The Supa’s family have a tale passed down through the generations of a very great great and venerable Grampa who helped build the railway along the Rift Vally escarpment. It is said that he was sleeping he was pulled out of a railway box car by lions one night and was never seen again. The boy never forgot the goose bumps he felt as his grandpa told the tale around the camp fire in the relative safety of their small Kampala garden. There is no doubt that from that time onwards the Supa loved trains.
The Lunatic Line Poem written out by his Grandma was nailed to his bedroom wall. When he is quite young she takes him on the two night trip down to Mombassa. He remembers her laughter when he asks
‘Why the windows have EAR written on them.Grandma?’ She tells him about an artist who cut off his ear.and sent it to a friend.
‘I think he did it because his friend wouldn’t listen. He was a lunatic too and now we are on the Lunatic Line!’
This didn’t really make any sense as an answer but they both laugh anyway. They say the rhyme together again to the rhythm of the train to pass the time.

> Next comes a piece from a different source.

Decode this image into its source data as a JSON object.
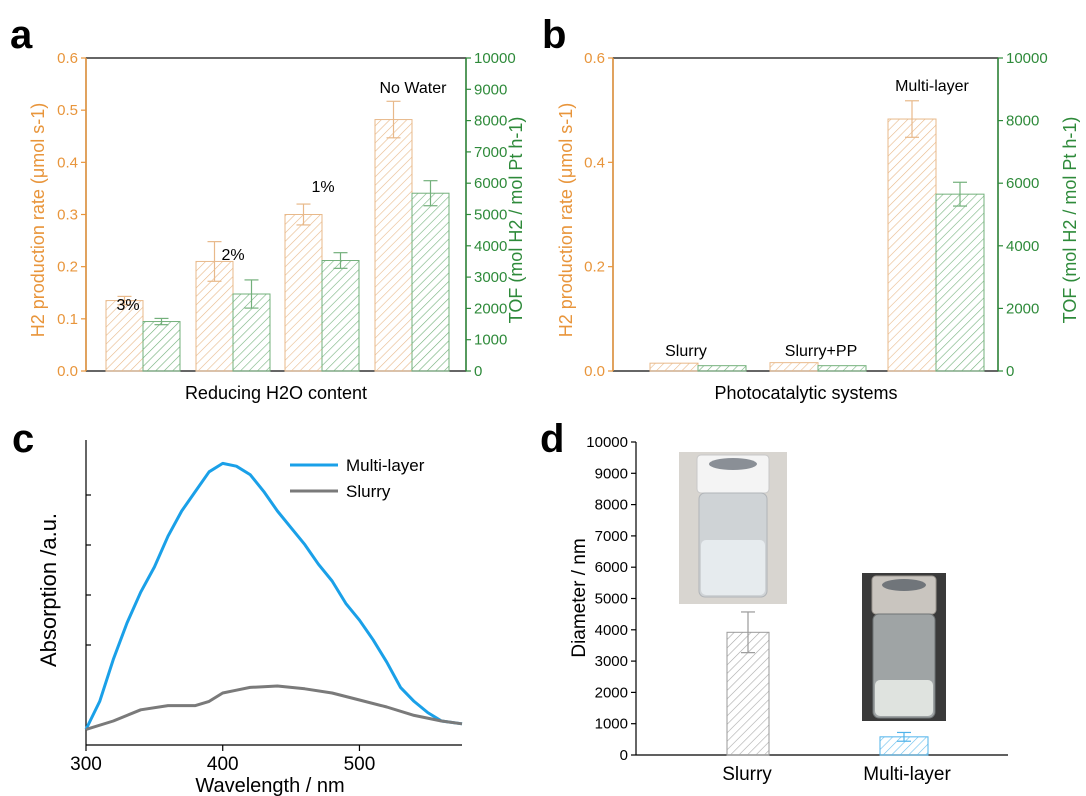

What it will cost? No words can express,
What is it for? No brain can suppose,
Where it will start from? No one can guess,
Where is going? Nobody knows
What is the use of it? No one can see
What it will carry? Not one can define,
And in spite of some lectures by an MP
It is nothing but a lunatic line.
Huge sums were invested in the Uganda Railway project. The many fatal accidents deadly disease, tribal opposition and wildlife attacks led the Uganda Railway to be dubbed a Lunatic Line:
This “gigantic folly” cost an estimated £3 million in 1894 money, which is £650 million in 2016. However Winston Churchill thought it “a brilliant conception – through the forests, ravines, marauding lions, famine, war, and five years of Parliamentary debate, marched the railway.”
It was named the Iron Snake comes from an old prophecy”An iron snake will cross from the lake of salt to the lands of the Great Lake to quench it’s thirst.